#30HMBCM
Penulis: Adine Azaria
Bab 7 Dua Anak dari Dua Dunia
CemerlangMedia.Com — Pasar Arabia sebenarnya sudah ada sejak era Raja Hyeonjong (1010–1031), kemudian benar-benar berkembang besar sejak era Raja Munjong (1046–1083). Sedangkan di era kekuasaan Yuan Shizu (Kubilai Khan), Pasar Arabia menjadi semakin berkembang pesat dan jumlah pedagang muslim yang datang semakin meledak dan wilayah pasar berevolusi menjadi sebuah distrik pedagang asing yang sangat jelas terlihat.
Dibandingkan dengan jumlah warga lokal Goryeo, jumlah pedagang muslim memang tidak seberapa. Akan tetapi, kedatangan rombongan pedagang muslim yang berasal dari banyak belahan dunia yang jauh selalu menarik perhatian masyarakat Goryeo di sana karena banyaknya tampilan keunikan ras, suku, dan budaya yang terlihat.
Pasar Arabia berada tidak jauh dari gerbang timur Gaegyeong (Gaesong), menempati area luas yang dikelilingi rumah-rumah kayu bercampur bangunan atap kubah kecil. Di antara bangunan tradisional Goryeo yang berwarna coklat kemerahan, tampak beberapa kios dengan kain tenda besar warna merah marun, biru indigo, dan hijau zamrud, dengan gaya khas Asia Tengah. Di jalan utama pasar terdapat kedai teh, tokoo rempah, toko permata, kios sutra dan kain-kain halus, serta karavan unta dan kuda yang sesekali berlalu-lalang.
Toko dengan palang nama bertuliskan huruf hijaiyah hang dibaca “Jabal Uhud” adalah milik keluarga Tuan Hasan, yang sudah beroperasi setahun lebih semenjak kedatangannya pertama kali ke Goryeo bersama rombongan keluarganya, Bani Al-Samhari. Di sana ia menjual kerajinan dan perhiasan khas buatan Bani Al-Samhari, permata dan batu berharga, rempah dan wewangian, kain dan tekstil, serta buku berbagai ilmu pengetahuan yang sangat dicari dan disukai kalangan cendekiawan bangsawan Goryeo.

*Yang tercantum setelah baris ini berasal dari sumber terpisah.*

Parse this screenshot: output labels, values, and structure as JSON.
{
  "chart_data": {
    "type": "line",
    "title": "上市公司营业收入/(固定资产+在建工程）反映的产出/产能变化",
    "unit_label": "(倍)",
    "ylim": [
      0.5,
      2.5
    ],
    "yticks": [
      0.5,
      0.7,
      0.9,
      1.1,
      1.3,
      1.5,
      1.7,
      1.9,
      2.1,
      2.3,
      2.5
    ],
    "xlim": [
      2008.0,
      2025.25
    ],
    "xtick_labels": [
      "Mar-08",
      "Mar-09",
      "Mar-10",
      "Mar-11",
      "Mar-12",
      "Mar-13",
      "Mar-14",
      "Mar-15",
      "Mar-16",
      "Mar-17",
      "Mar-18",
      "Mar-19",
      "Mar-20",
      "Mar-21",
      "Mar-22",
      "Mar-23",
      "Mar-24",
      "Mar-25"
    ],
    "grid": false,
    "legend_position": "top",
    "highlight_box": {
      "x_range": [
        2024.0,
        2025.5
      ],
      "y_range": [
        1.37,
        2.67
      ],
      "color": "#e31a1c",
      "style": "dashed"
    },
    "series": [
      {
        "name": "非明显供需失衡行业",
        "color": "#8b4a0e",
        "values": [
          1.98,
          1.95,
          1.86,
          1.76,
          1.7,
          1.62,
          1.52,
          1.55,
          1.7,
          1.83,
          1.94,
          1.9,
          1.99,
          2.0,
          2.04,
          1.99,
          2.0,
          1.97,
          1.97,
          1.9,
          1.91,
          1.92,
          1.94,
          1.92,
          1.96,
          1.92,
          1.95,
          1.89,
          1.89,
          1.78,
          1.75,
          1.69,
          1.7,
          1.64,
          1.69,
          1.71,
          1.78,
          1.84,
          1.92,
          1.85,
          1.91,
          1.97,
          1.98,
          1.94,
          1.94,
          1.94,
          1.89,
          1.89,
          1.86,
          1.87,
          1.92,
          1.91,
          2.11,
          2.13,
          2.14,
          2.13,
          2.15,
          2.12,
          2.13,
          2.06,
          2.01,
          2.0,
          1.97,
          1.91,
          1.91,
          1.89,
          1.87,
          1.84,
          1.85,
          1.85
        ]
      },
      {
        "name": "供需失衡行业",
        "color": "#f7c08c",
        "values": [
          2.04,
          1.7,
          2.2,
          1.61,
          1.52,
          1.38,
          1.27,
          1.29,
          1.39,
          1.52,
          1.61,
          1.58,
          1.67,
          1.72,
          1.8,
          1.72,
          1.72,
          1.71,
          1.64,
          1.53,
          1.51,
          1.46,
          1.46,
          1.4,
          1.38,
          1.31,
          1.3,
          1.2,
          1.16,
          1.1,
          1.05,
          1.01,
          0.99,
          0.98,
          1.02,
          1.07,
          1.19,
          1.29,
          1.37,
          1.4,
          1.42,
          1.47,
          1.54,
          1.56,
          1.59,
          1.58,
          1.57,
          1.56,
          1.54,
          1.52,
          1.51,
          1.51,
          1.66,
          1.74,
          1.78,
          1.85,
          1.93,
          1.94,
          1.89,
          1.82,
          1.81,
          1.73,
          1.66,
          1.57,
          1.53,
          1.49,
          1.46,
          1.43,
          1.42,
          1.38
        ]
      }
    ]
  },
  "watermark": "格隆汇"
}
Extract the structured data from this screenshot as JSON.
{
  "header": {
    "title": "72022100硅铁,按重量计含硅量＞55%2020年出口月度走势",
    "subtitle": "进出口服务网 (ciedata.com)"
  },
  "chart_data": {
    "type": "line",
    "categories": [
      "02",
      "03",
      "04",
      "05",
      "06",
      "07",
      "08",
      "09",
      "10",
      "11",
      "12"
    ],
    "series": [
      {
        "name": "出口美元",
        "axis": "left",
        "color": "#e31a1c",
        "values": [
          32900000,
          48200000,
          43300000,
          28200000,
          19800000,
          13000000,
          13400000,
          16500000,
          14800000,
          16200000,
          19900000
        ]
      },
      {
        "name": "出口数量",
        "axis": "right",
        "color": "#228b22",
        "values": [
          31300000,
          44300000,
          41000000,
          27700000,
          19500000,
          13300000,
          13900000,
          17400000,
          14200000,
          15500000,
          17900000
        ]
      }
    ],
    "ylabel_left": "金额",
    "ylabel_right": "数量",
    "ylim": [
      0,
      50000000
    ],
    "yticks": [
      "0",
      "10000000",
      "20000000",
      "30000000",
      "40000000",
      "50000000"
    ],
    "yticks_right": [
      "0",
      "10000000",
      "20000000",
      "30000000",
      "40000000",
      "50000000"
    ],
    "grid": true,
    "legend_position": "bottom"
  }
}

Karena Tuan Hasan selalu punya barang-barang unik, langka, dan berharga, maka ia menjadi cepat disukai dan dikenal di kalangan bangsawan, cendekiawan, serta pejabat istana Manwoldae.
Bahkan kakaknya, Tuan Khalid, yang memiliki kecerdasan menonjol dalam mempelajari dan menguasai beragam bahasa, kini diangkat menjadi pejabat istana dengan tugas sebagai penerjemah yang menerima tugas-tugas penting untuk mengawasi perdagangan dan serah terima dokumen para utusan dari Goryeo ke Yuan dan sebaliknya. Keluarga Bani Al-Samhari bekerja sama saling membantu dalam berdagang dan belajar bahasa serta kebudayaan lokal Goryeo untuk menyesuaikan diri. Sehingga kini setelah setahun lebih, mereka sudah terbiasa berkomunikasi bahasa percakapan sehari-hari dengan masyarakat lokal.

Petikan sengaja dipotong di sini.